Lemon-Basil Ricotta Crostini over Mixed Greens with Roasted Red Peppers
- Prep Time 0:25
- Cook Time 0:10
- Estimated Cost $10.00
- 6 Comments
This easy starter salad is a sophisticated yet incredibly simple way to begin a dinner. Creamy ricotta and refreshing basil and lemon cleanse the palate and prepare diners for the next course.
- 6 cups mixed greens $4
- 1 small baguette, sliced into 1/4"-thick slices $1.50
- 1 10-oz. jar roasted red peppers, drained and sliced into thin strips $1.50
- 1/2 cup ricotta cheese $3 for 10 oz.
- 1 small bunch basil, finely chopped $1
- zest and juice of 1/2 lemon $0.50
- salt and pepper to taste Pantry
- olive oil Pantry
- balsamic vinegar Pantry
Recipe Serves 4-6
- Preheat oven to 400 degrees F. Drizzle about 2 tbsp olive oil over bread slices, making sure to coat both sides. Arrange on a baking sheet and bake 8-10 minutes on each side, or until light brown and crisp.

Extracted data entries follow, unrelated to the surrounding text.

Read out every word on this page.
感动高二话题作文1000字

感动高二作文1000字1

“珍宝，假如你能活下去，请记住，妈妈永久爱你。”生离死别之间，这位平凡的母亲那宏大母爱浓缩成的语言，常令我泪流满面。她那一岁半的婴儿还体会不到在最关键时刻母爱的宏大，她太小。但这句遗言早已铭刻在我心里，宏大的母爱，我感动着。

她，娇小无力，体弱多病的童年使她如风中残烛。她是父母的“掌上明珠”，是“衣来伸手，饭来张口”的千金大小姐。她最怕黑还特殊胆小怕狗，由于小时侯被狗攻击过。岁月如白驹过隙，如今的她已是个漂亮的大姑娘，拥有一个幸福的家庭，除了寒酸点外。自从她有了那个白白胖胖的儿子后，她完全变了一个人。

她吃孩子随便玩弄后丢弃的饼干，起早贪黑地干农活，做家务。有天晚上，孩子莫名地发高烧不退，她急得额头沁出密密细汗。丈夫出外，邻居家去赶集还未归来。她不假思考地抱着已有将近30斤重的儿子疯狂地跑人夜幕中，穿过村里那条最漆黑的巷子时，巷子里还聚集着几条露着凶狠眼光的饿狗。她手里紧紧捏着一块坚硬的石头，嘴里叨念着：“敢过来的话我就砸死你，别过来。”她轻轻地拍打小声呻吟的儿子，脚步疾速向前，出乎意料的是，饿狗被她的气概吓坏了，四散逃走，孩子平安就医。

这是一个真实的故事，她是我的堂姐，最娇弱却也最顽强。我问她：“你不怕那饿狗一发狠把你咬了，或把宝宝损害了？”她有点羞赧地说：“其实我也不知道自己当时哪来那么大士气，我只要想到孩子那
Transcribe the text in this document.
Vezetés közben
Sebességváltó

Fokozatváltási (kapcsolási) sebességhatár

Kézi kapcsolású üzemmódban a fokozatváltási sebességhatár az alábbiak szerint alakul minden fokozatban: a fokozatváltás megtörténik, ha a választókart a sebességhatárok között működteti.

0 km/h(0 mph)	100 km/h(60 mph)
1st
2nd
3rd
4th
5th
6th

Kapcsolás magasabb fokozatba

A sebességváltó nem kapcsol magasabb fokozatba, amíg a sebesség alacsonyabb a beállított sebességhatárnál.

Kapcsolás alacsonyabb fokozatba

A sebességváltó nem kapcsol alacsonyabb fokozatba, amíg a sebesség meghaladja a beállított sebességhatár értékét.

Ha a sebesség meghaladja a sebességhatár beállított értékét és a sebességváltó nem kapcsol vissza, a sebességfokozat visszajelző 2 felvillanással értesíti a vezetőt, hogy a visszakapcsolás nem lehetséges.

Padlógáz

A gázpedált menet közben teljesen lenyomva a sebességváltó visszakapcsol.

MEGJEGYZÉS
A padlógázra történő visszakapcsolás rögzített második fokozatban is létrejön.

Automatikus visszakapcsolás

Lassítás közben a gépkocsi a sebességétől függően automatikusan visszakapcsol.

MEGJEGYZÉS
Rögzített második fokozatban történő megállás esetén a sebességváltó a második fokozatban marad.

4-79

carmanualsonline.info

- While baguette slices toast, combine ricotta, basil, lemon juice and zest and salt and pepper to taste until well-incorporated. Set aside.
- Toss greens with 2 tbsp each of olive oil and balsamic vinegar.
- To serve, heap a small pile of dressed greens on a salad plate. Smear about 1 tbsp of ricotta mixture on 2-3 baguette slices and top each slice with 1 or 2 pieces of red pepper and a grind of pepper. Top greens with crostini and serve.